When computing regions between polar curves, one must be careful. Sometimes, one must compute the points of intersection of the two curves, and this can be difficult.

Find the points of intersection between the curves \begin{align*} r(\theta ) &= 1+ \cos (\theta )\\ s(\theta ) &= 1+ \sin (\theta ). \end{align*}

To find the points of intersection of two polar curves, the best thing to do is to look at a graph.
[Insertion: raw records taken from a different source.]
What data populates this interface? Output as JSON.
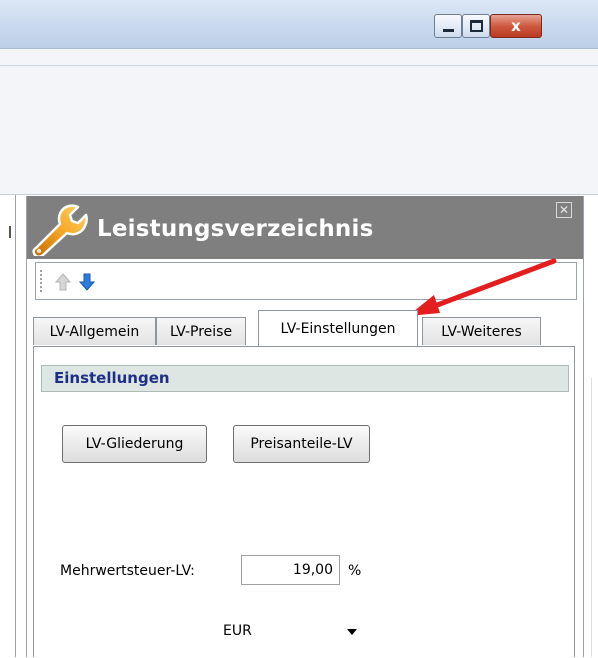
{
  "window": {
    "minimize_icon": "minimize-icon",
    "maximize_icon": "maximize-icon",
    "close_label": "x"
  },
  "panel": {
    "title": "Leistungsverzeichnis",
    "icon": "wrench-icon",
    "close_glyph": "✕",
    "toolbar": {
      "up_icon": "arrow-up-icon",
      "down_icon": "arrow-down-icon"
    },
    "tabs": [
      {
        "label": "LV-Allgemein"
      },
      {
        "label": "LV-Preise"
      },
      {
        "label": "LV-Einstellungen"
      },
      {
        "label": "LV-Weiteres"
      }
    ],
    "active_tab": "LV-Einstellungen"
  },
  "settings": {
    "section_title": "Einstellungen",
    "btn_gliederung": "LV-Gliederung",
    "btn_preisanteile": "Preisanteile-LV",
    "mwst_label": "Mehrwertsteuer-LV:",
    "mwst_value": "19,00",
    "mwst_unit": "%",
    "currency": "EUR"
  },
  "colors": {
    "panel_header": "#7f7f7f",
    "section_header_bg": "#dde6e3",
    "section_header_text": "#1f2f86",
    "annotation_arrow": "#e41e1e"
  }
}
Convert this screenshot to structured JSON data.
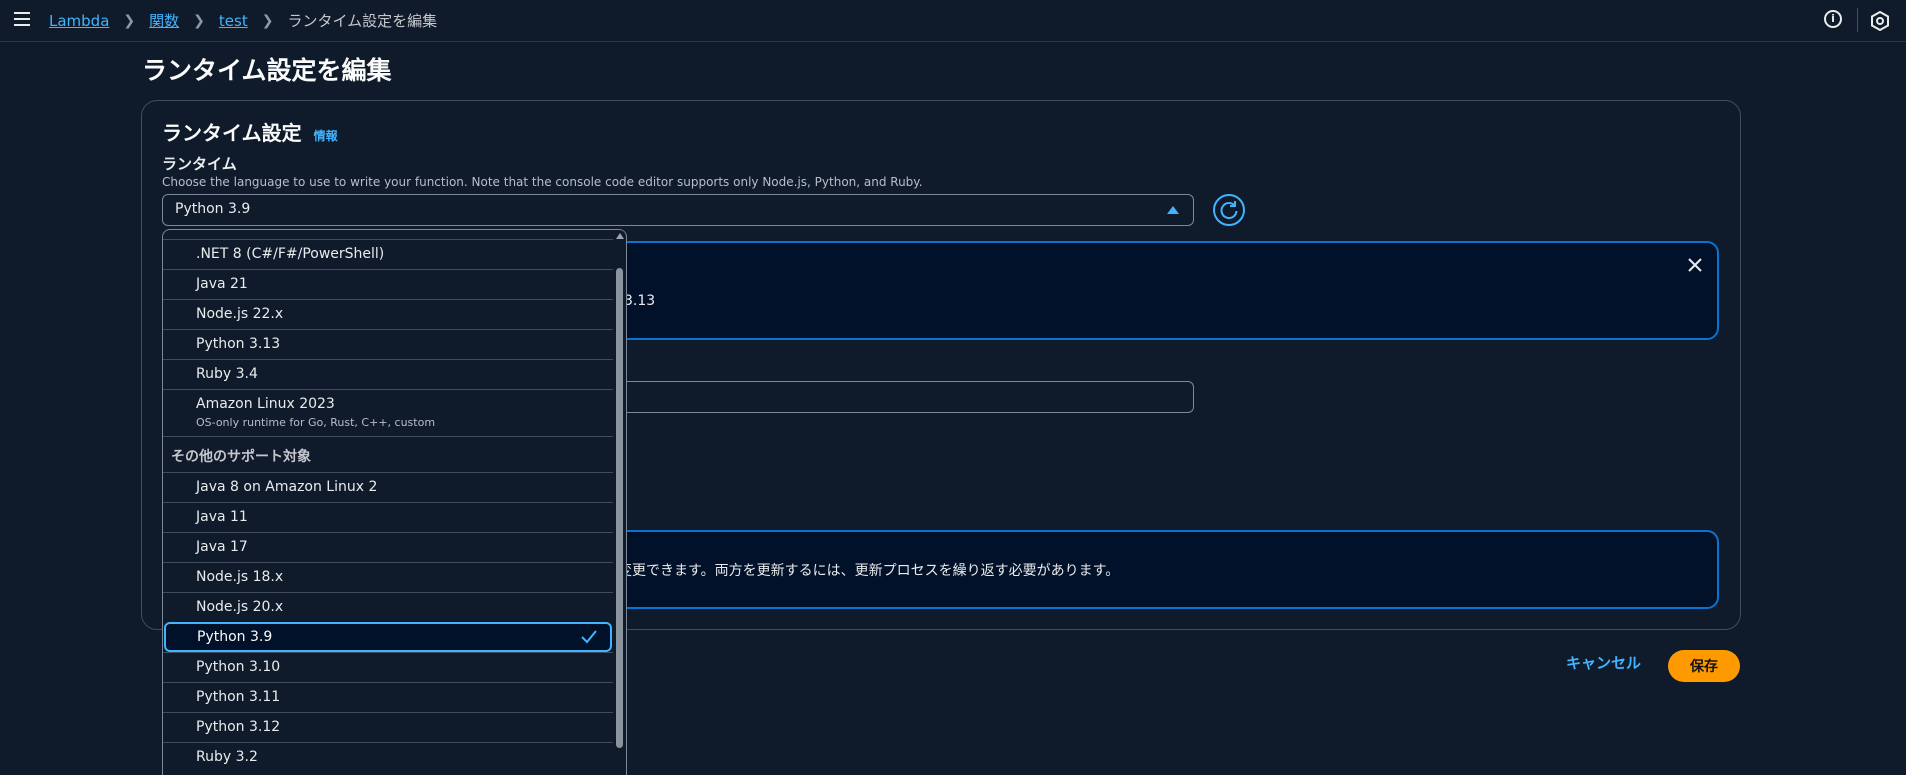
{
  "breadcrumbs": {
    "items": [
      "Lambda",
      "関数",
      "test"
    ],
    "current": "ランタイム設定を編集"
  },
  "page": {
    "title": "ランタイム設定を編集"
  },
  "container": {
    "title": "ランタイム設定",
    "info_label": "情報"
  },
  "runtime_field": {
    "label": "ランタイム",
    "description": "Choose the language to use to write your function. Note that the console code editor supports only Node.js, Python, and Ruby.",
    "selected": "Python 3.9"
  },
  "alert1": {
    "partial_text": "3.13"
  },
  "alert2": {
    "partial_text": "変更できます。両方を更新するには、更新プロセスを繰り返す必要があります。"
  },
  "actions": {
    "cancel": "キャンセル",
    "save": "保存"
  },
  "dropdown": {
    "latest": [
      ".NET 8 (C#/F#/PowerShell)",
      "Java 21",
      "Node.js 22.x",
      "Python 3.13",
      "Ruby 3.4"
    ],
    "amazon_linux": {
      "label": "Amazon Linux 2023",
      "description": "OS-only runtime for Go, Rust, C++, custom"
    },
    "group_label": "その他のサポート対象",
    "other": [
      "Java 8 on Amazon Linux 2",
      "Java 11",
      "Java 17",
      "Node.js 18.x",
      "Node.js 20.x",
      "Python 3.9",
      "Python 3.10",
      "Python 3.11",
      "Python 3.12",
      "Ruby 3.2"
    ],
    "selected_index": 5
  },
  "colors": {
    "accent": "#42b4ff",
    "primary_button": "#ff9900",
    "background": "#0f1b2a"
  },
  "icons": {
    "menu": "hamburger-icon",
    "info": "info-icon",
    "notifications": "hexagon-icon",
    "refresh": "refresh-icon",
    "close": "close-icon",
    "selected": "check-icon"
  }
}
From the graph above, we see that there are \(3\) points of intersection. Let’s try to use algebra to find them. Write with me \begin{align*} 1+ \cos (\theta ) &= 1+ \sin (\theta )\\ \cos (\theta ) &=\sin (\theta ) \end{align*}

Ah, and this is true when:

\[ \theta = \answer [given]{\pi /4} \qquad \text {and}\qquad \theta = \answer [given]{5\pi /4} \]

However, from the graph we see there is one more point of intersection. Namely

\[ r(\pi ) = s\left (\answer [given]{3\pi /2}\right ) = 0. \]

When you are unable to look at a graph, you can still use algebra to try and find the points of intersection, but some may be hidden.

Find the area of the region that lies within both polar curves \begin{align*} r(\theta ) &= 1+ \cos (\theta )\\ s(\theta ) &= 1+ \sin (\theta ). \end{align*}

To compute this area, we’ll use the previous example. First we’ll compute the area of this region:

So to compute the region we can either compute:

\[ \int _{\pi /4}^{5\pi /4} (1+\cos (\theta ))^2 d\theta \qquad \text {or}\qquad \int _{-3\pi /4}^{\pi /4} (1+\sin (\theta ))^2 d\theta \]

Evaluating either integral tells us the area is \(\answer [given]{3\pi -4\sqrt {2}}\).